Он был доволен своей жизнью и считал: если он не попадет в русскую историю, то в историю японскую попадет обязательно.
Солдаты ругались:
– Подвернулся бы нам этот Штепсель! Живо бы вывернули все гайки и посадили на мягкую турецкую мебель.
«Мягкой турецкой мебелью» они называли затесанные дубовые колья, на которые недавние противники России турки сажали пленных солдат. О настроениях «серой массы» Стесселю докладывала разведка, и он этой рваной, грязной, голодной толпы в шинелях боялся. Раздраженно подергивая губами, выковыривал из водки очередной хрусталик льда и опрокидывал стопку в себя.
Только кадык на морщинистой белой шее гулко дергался, будто гирька от часов-ходиков, – подпрыгивал, уносясь едва ли не под язык, и также гулко шлепался обратно. Стессель умел вкусно пить. Это, пожалуй, было единственное, что он умел хорошо делать.
Колчак привел батарейцев в холодную, с щелями в окнах казарму флотского экипажа, занял офицерскую комнату, кинул в угол баул, который привезли на телеге следом за артиллеристами, и подошел окну.
На улице лил дождь. Затяжной, мелкий, похожий на слезы. Камни, земля, бурая трава, неряшливо вылезающая из-под серых снеговых пластов, скопившихся в ложках и низинах, кусты и деревья сделались мокрыми, унылыми. Было тихо – слышался звук дождя, и больше ничего, и звук этот рождал в душе щемящую боль, тоску, способную взять за горло даже очень крепкого человека, вывернуть его наизнанку, – ну хотя бы где-нибудь неподалеку раздался выстрел. Хотя бы один, напоминающий, что они находятся на войне.
Но нет, выстрелов не было, только лил дождь, усиливал своим затяжным сонным шорохом душевную боль. Даже шагов часовых, призванных денно и нощно охранять важные военные объекты, к которым причислялись и казармы флотских экипажей, и тех не было слышно. Часовые были сняты с постов.
У Колчака возникло желание, которое не возникало, пожалуй, с далекого детства, – заползти в какой-нибудь глухой угол, спрятаться там, затихнуть, забыться, чтобы ничего не видеть.

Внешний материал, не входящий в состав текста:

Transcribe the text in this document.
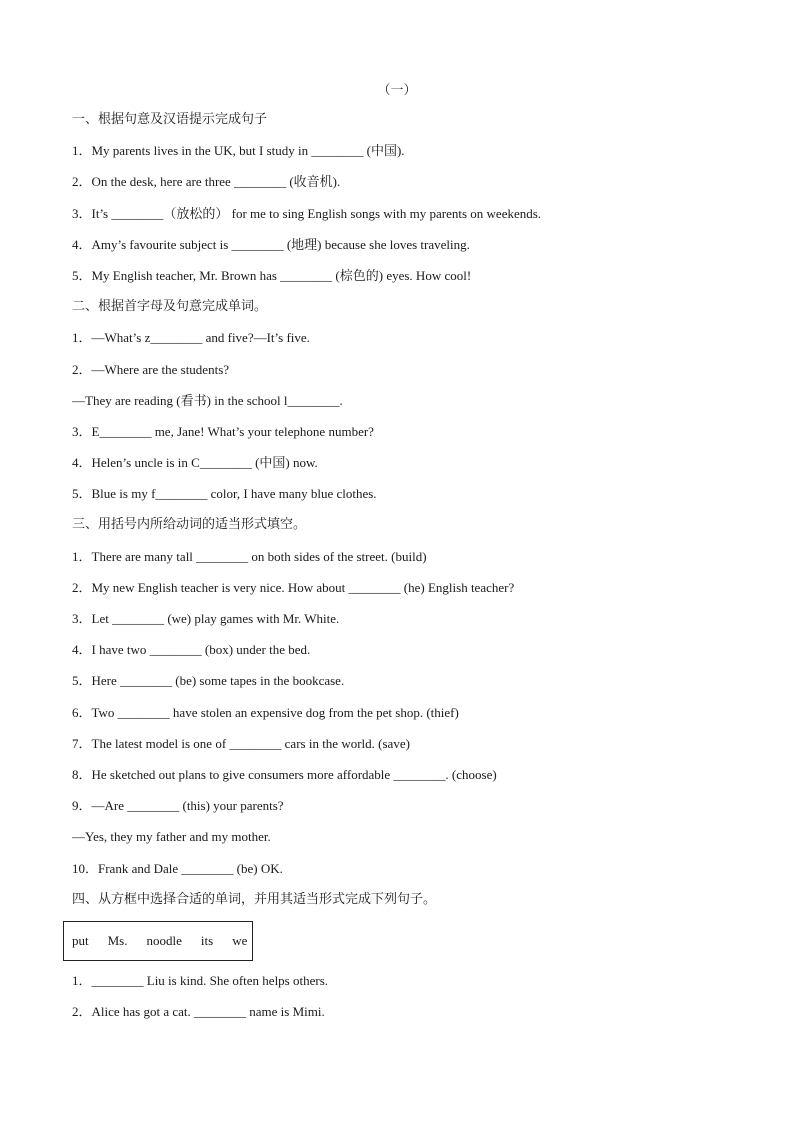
（一）
一、根据句意及汉语提示完成句子
1．My parents lives in the UK, but I study in ________ (中国).
2．On the desk, here are three ________ (收音机).
3．It’s ________（放松的） for me to sing English songs with my parents on weekends.
4．Amy’s favourite subject is ________ (地理) because she loves traveling.
5．My English teacher, Mr. Brown has ________ (棕色的) eyes. How cool!
二、根据首字母及句意完成单词。
1．—What’s z________ and five?—It’s five.
2．—Where are the students?
—They are reading (看书) in the school l________.
3．E________ me, Jane! What’s your telephone number?
4．Helen’s uncle is in C________ (中国) now.
5．Blue is my f________ color, I have many blue clothes.
三、用括号内所给动词的适当形式填空。
1．There are many tall ________ on both sides of the street. (build)
2．My new English teacher is very nice. How about ________ (he) English teacher?
3．Let ________ (we) play games with Mr. White.
4．I have two ________ (box) under the bed.
5．Here ________ (be) some tapes in the bookcase.
6．Two ________ have stolen an expensive dog from the pet shop. (thief)
7．The latest model is one of ________ cars in the world. (save)
8．He sketched out plans to give consumers more affordable ________. (choose)
9．—Are ________ (this) your parents?
—Yes, they my father and my mother.
10．Frank and Dale ________ (be) OK.
四、从方框中选择合适的单词，并用其适当形式完成下列句子。
put Ms. noodle its we
1．________ Liu is kind. She often helps others.
2．Alice has got a cat. ________ name is Mimi.
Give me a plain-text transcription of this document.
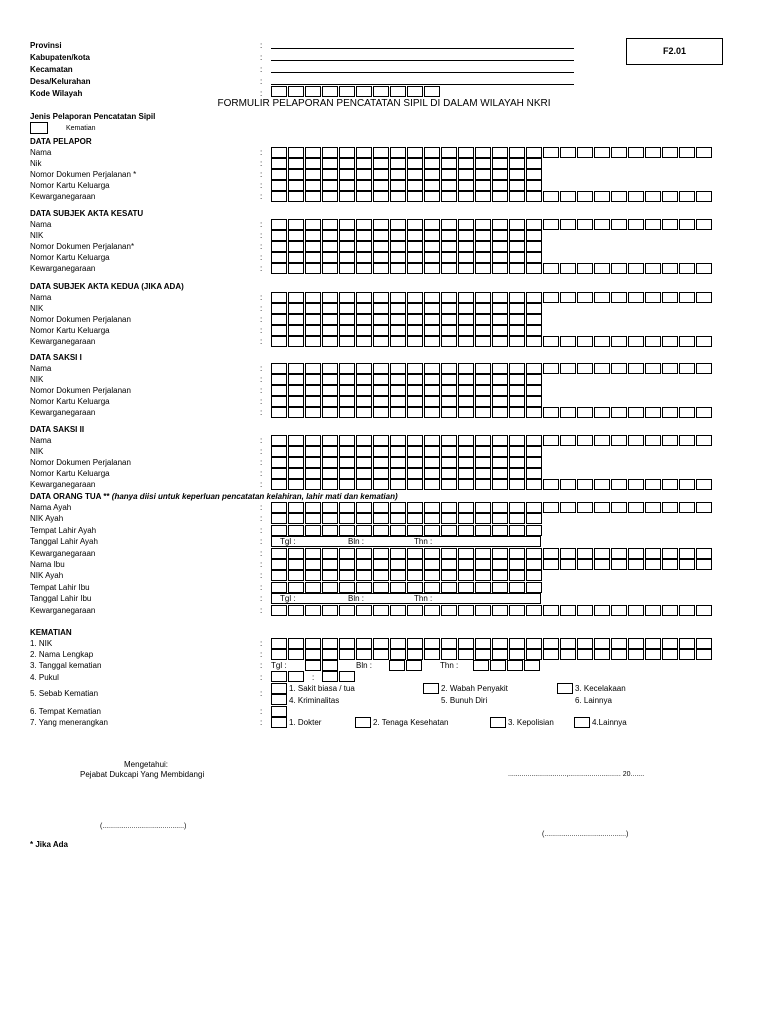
Provinsi	:
Kabupaten/kota	:
Kecamatan	:
Desa/Kelurahan	:
Kode Wilayah	:
F2.01
FORMULIR PELAPORAN PENCATATAN SIPIL DI DALAM WILAYAH NKRI
Jenis Pelaporan Pencatatan Sipil
Kematian
DATA PELAPOR
Nama	:
Nik	:
Nomor Dokumen Perjalanan *	:
Nomor Kartu Keluarga	:
Kewarganegaraan	:
DATA SUBJEK AKTA KESATU
Nama	:
NIK	:
Nomor Dokumen Perjalanan*	:
Nomor Kartu Keluarga	:
Kewarganegaraan	:
DATA SUBJEK AKTA KEDUA (JIKA ADA)
Nama	:
NIK	:
Nomor Dokumen Perjalanan	:
Nomor Kartu Keluarga	:
Kewarganegaraan	:
DATA SAKSI I
Nama	:
NIK	:
Nomor Dokumen Perjalanan	:
Nomor Kartu Keluarga	:
Kewarganegaraan	:
DATA SAKSI II
Nama	:
NIK	:
Nomor Dokumen Perjalanan	:
Nomor Kartu Keluarga	:
Kewarganegaraan	:
DATA ORANG TUA ** (hanya diisi untuk keperluan pencatatan kelahiran, lahir mati dan kematian)
Nama Ayah	:
NIK Ayah	:
Tempat Lahir Ayah	:
Tanggal Lahir Ayah	: Tgl :	Bln :	Thn :
Kewarganegaraan	:
Nama Ibu	:
NIK Ayah	:
Tempat Lahir Ibu	:
Tanggal Lahir Ibu	: Tgl :	Bln :	Thn :
Kewarganegaraan	:
KEMATIAN
1. NIK	:
2. Nama Lengkap	:
3. Tanggal kematian	:
4. Pukul	:
5. Sebab Kematian	:
6. Tempat Kematian	:
7. Yang menerangkan	:
Tgl :	Bln :	Thn :
:
1. Sakit biasa / tua
4. Kriminalitas
2. Wabah Penyakit
5. Bunuh Diri
3. Kecelakaan
6. Lainnya
1. Dokter	2. Tenaga Kesehatan	3. Kepolisian	4.Lainnya
Mengetahui:
Pejabat Dukcapi Yang Membidangi	..............................,........................... 20.......
(..........................................)
(..........................................)
* Jika Ada
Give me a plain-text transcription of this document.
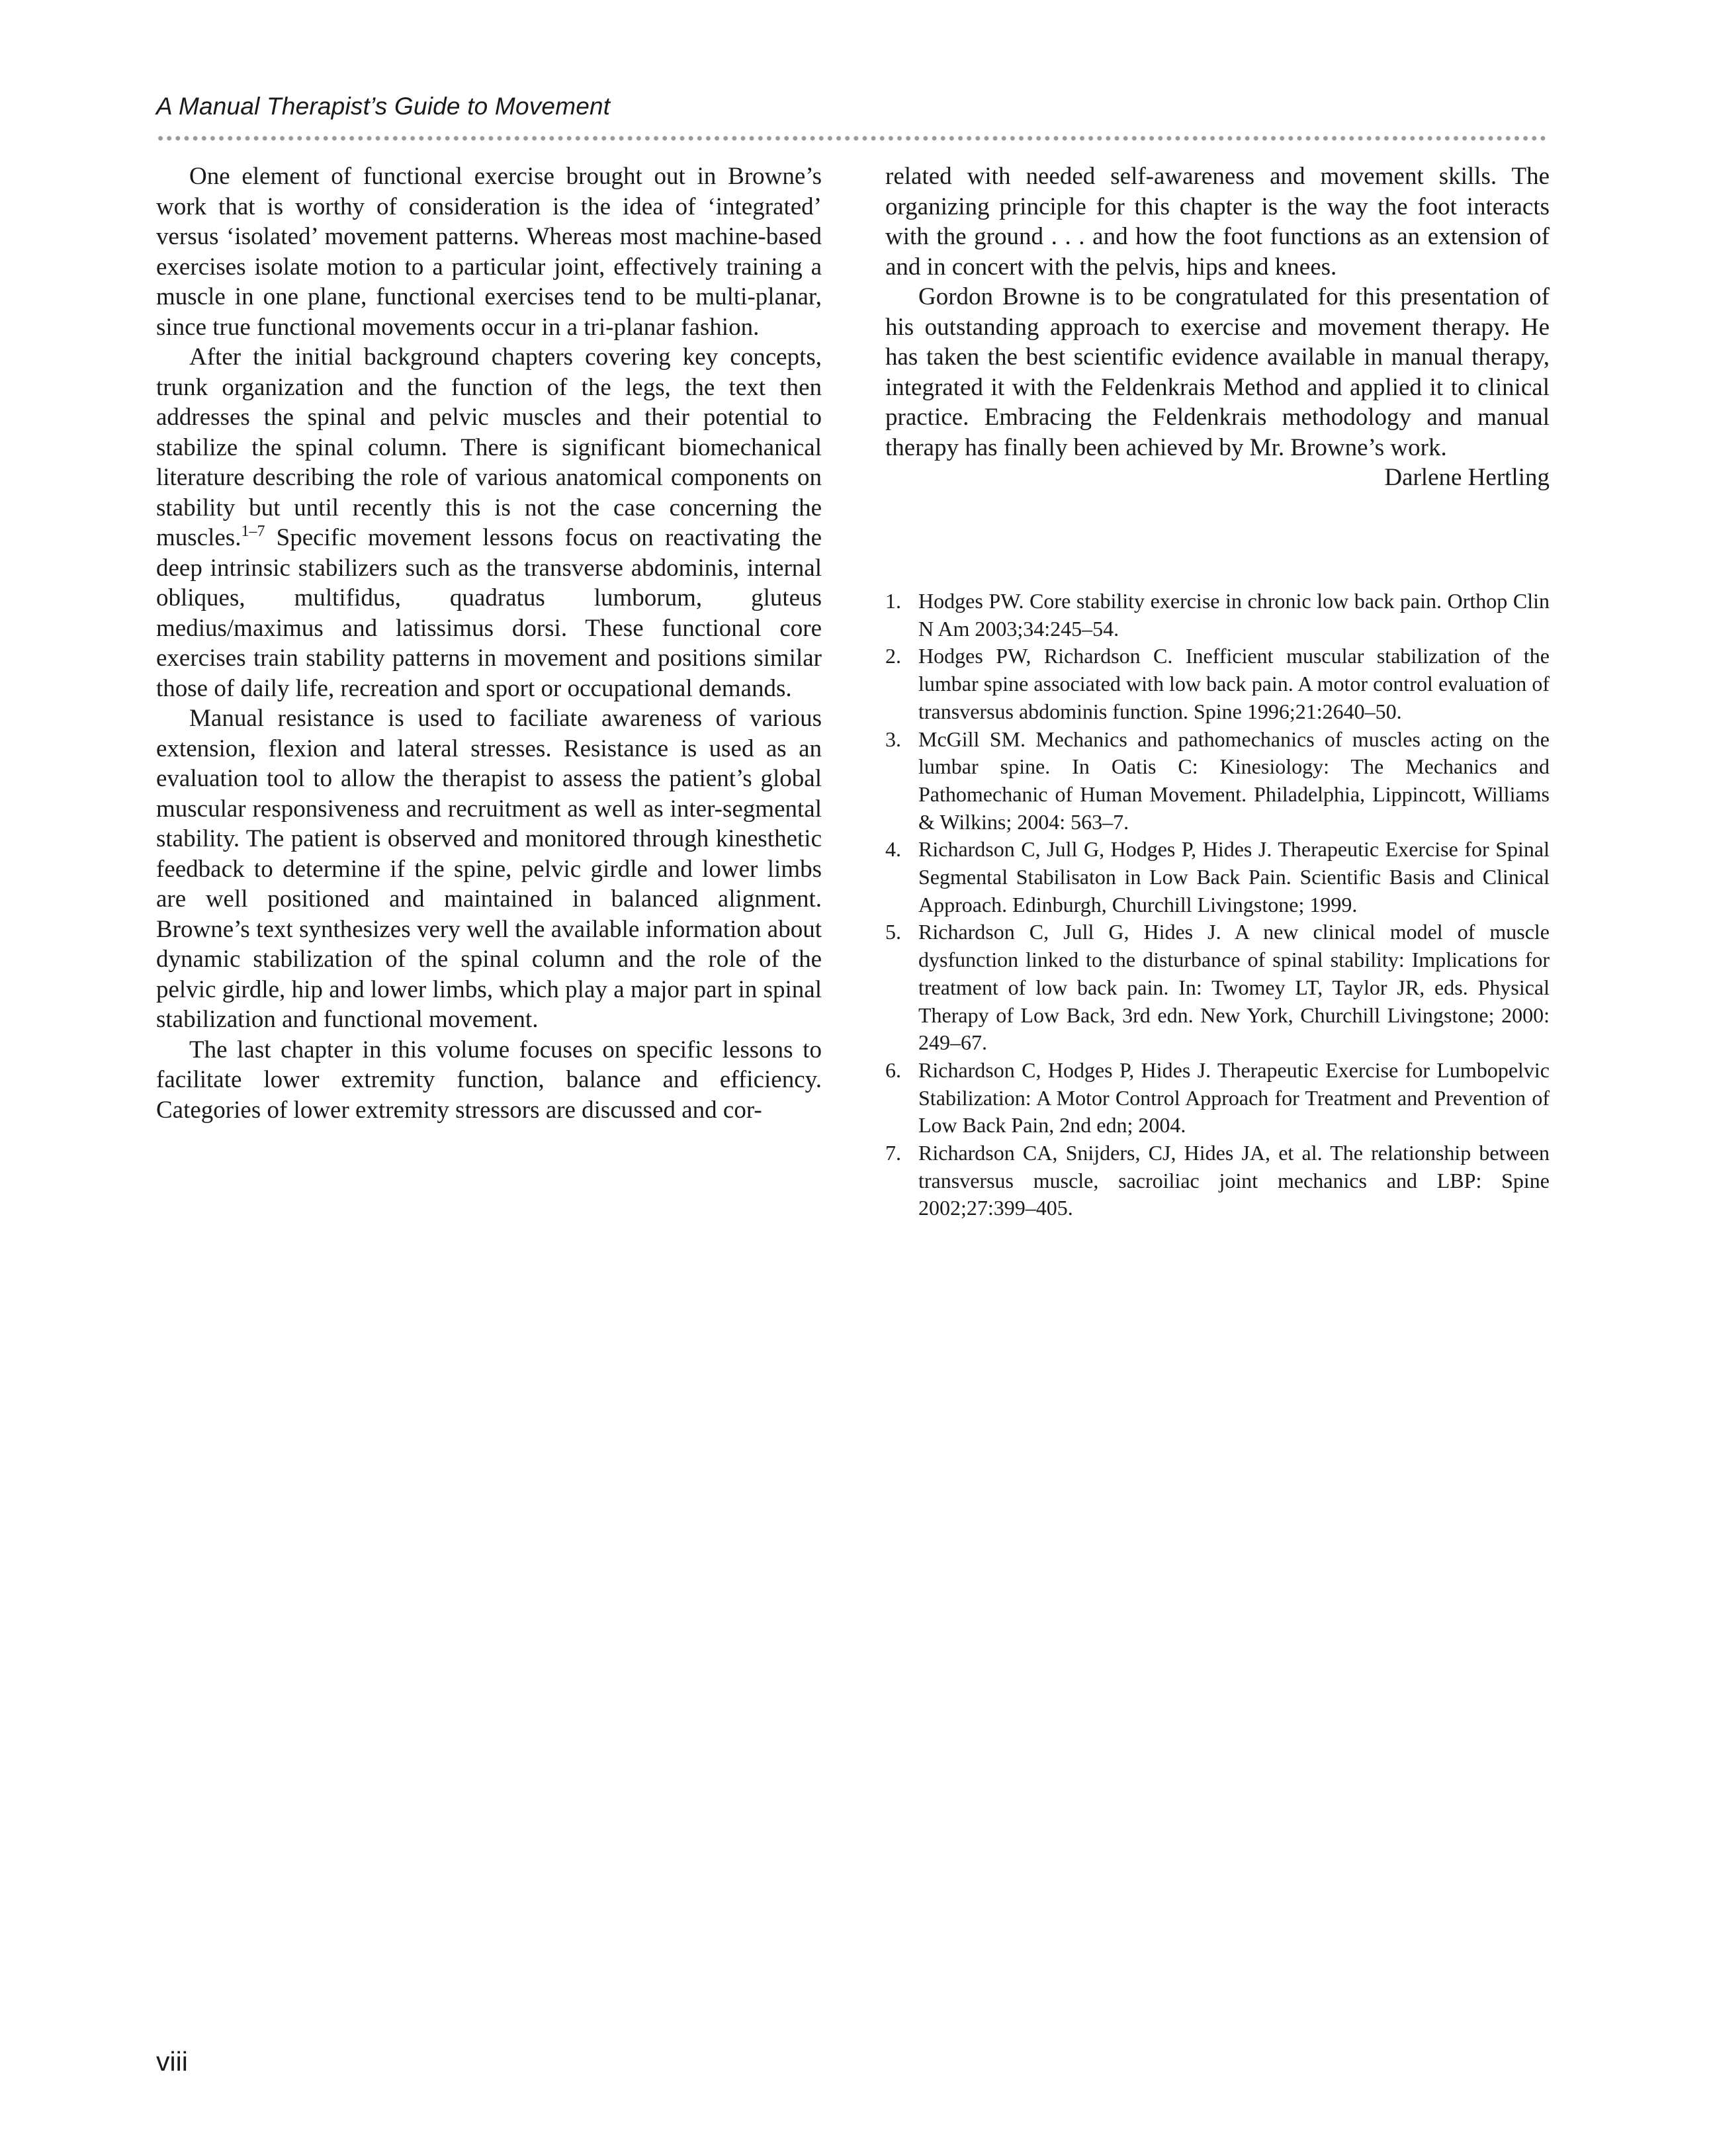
A Manual Therapist’s Guide to Movement

One element of functional exercise brought out in Browne’s work that is worthy of consideration is the idea of ‘integrated’ versus ‘isolated’ movement patterns. Whereas most machine-based exercises isolate motion to a particular joint, effectively training a muscle in one plane, functional exercises tend to be multi-planar, since true functional movements occur in a tri-planar fashion.

After the initial background chapters covering key concepts, trunk organization and the function of the legs, the text then addresses the spinal and pelvic muscles and their potential to stabilize the spinal column. There is significant biomechanical literature describing the role of various anatomical components on stability but until recently this is not the case concerning the muscles.$^{1-7}$ Specific movement lessons focus on reactivating the deep intrinsic stabilizers such as the transverse abdominis, internal obliques, multifidus, quadratus lumborum, gluteus medius/maximus and latissimus dorsi. These functional core exercises train stability patterns in movement and positions similar those of daily life, recreation and sport or occupational demands.

Manual resistance is used to faciliate awareness of various extension, flexion and lateral stresses. Resistance is used as an evaluation tool to allow the therapist to assess the patient’s global muscular responsiveness and recruitment as well as inter-segmental stability. The patient is observed and monitored through kinesthetic feedback to determine if the spine, pelvic girdle and lower limbs are well positioned and maintained in balanced alignment. Browne’s text synthesizes very well the available information about dynamic stabilization of the spinal column and the role of the pelvic girdle, hip and lower limbs, which play a major part in spinal stabilization and functional movement.

The last chapter in this volume focuses on specific lessons to facilitate lower extremity function, balance and efficiency. Categories of lower extremity stressors are discussed and cor-

related with needed self-awareness and movement skills. The organizing principle for this chapter is the way the foot interacts with the ground . . . and how the foot functions as an extension of and in concert with the pelvis, hips and knees.

Gordon Browne is to be congratulated for this presentation of his outstanding approach to exercise and movement therapy. He has taken the best scientific evidence available in manual therapy, integrated it with the Feldenkrais Method and applied it to clinical practice. Embracing the Feldenkrais methodology and manual therapy has finally been achieved by Mr. Browne’s work.

Darlene Hertling

1. Hodges PW. Core stability exercise in chronic low back pain. Orthop Clin N Am 2003;34:245–54.
2. Hodges PW, Richardson C. Inefficient muscular stabilization of the lumbar spine associated with low back pain. A motor control evaluation of transversus abdominis function. Spine 1996;21:2640–50.
3. McGill SM. Mechanics and pathomechanics of muscles acting on the lumbar spine. In Oatis C: Kinesiology: The Mechanics and Pathomechanic of Human Movement. Philadelphia, Lippincott, Williams & Wilkins; 2004: 563–7.
4. Richardson C, Jull G, Hodges P, Hides J. Therapeutic Exercise for Spinal Segmental Stabilisaton in Low Back Pain. Scientific Basis and Clinical Approach. Edinburgh, Churchill Livingstone; 1999.
5. Richardson C, Jull G, Hides J. A new clinical model of muscle dysfunction linked to the disturbance of spinal stability: Implications for treatment of low back pain. In: Twomey LT, Taylor JR, eds. Physical Therapy of Low Back, 3rd edn. New York, Churchill Livingstone; 2000: 249–67.
6. Richardson C, Hodges P, Hides J. Therapeutic Exercise for Lumbopelvic Stabilization: A Motor Control Approach for Treatment and Prevention of Low Back Pain, 2nd edn; 2004.
7. Richardson CA, Snijders, CJ, Hides JA, et al. The relationship between transversus muscle, sacroiliac joint mechanics and LBP: Spine 2002;27:399–405.
viii
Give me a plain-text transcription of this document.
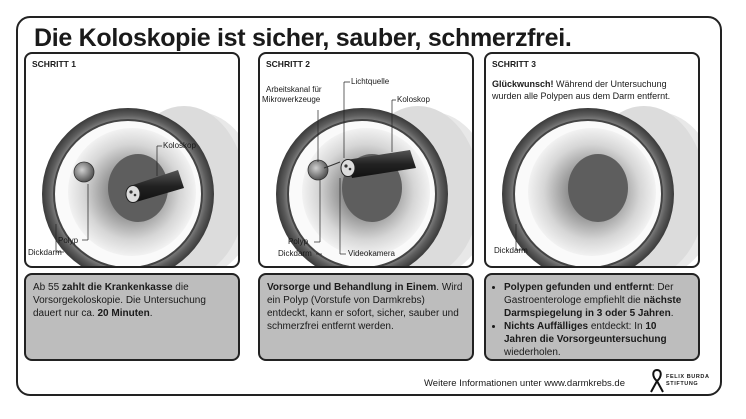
Die Koloskopie ist sicher, sauber, schmerzfrei.
SCHRITT 1
Koloskop
Polyp
Dickdarm
SCHRITT 2
Arbeitskanal für
Mikrowerkzeuge
Lichtquelle
Koloskop
Polyp
Dickdarm	Videokamera
SCHRITT 3
Glückwunsch! Während der Untersuchung wurden alle Polypen aus dem Darm entfernt.
Dickdarm
Ab 55 zahlt die Krankenkasse die Vorsorgekoloskopie. Die Untersuchung dauert nur ca. 20 Minuten.
Vorsorge und Behandlung in Einem. Wird ein Polyp (Vorstufe von Darmkrebs) entdeckt, kann er sofort, sicher, sauber und schmerzfrei entfernt werden.
• Polypen gefunden und entfernt: Der Gastroenterologe empfiehlt die nächste Darmspiegelung in 3 oder 5 Jahren.
• Nichts Auffälliges entdeckt: In 10 Jahren die Vorsorgeuntersuchung wiederholen.
Weitere Informationen unter www.darmkrebs.de
FELIX BURDA
STIFTUNG
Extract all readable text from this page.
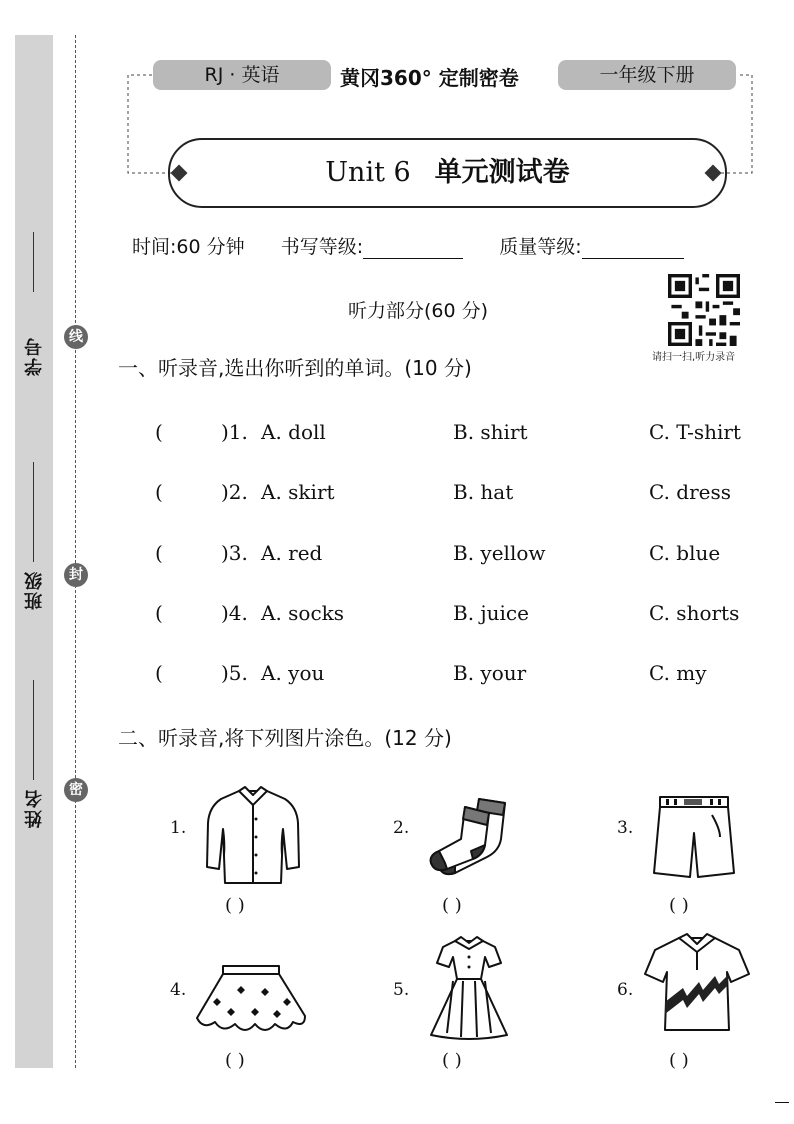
学号
班级
姓名
线
封
密
RJ · 英语	黄冈360° 定制密卷	一年级下册
Unit 6 单元测试卷
时间:60 分钟 书写等级:	质量等级:
听力部分(60 分)
请扫一扫,听力录音
一、听录音,选出你听到的单词。(10 分)
(	)1. A. doll	B. shirt	C. T-shirt
(	)2. A. skirt	B. hat	C. dress
(	)3. A. red	B. yellow	C. blue
(	)4. A. socks	B. juice	C. shorts
(	)5. A. you	B. your	C. my
二、听录音,将下列图片涂色。(12 分)
1.
( )
2.
( )
3.
( )
4.
( )
5.
( )
6.
( )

Он, чтобы отвлечься, пытался вспомнить счастливые дни своей жизни, но так ничего и не вспомнил – даже лучшие минуты общения с Сонечкой и те не казались ему счастливыми. Моросил, насыщая серый вечерний снег влагой, дождь, дымили догорающие в бухте корабли, черные шлейфы копоти достигали города и ложились неряшливыми пятнами на белые стены домов. Колчак лег спать, но так и не уснул до самого утра – не мог уснуть: едва он закрывал глаза, как внутри раздавался сильный удар, словно кто-то бил молотком о лемех, подвешенный над самой головой, в ушах, в висках возникал громкий назойливый звон, и Колчак вновь открывал глаза.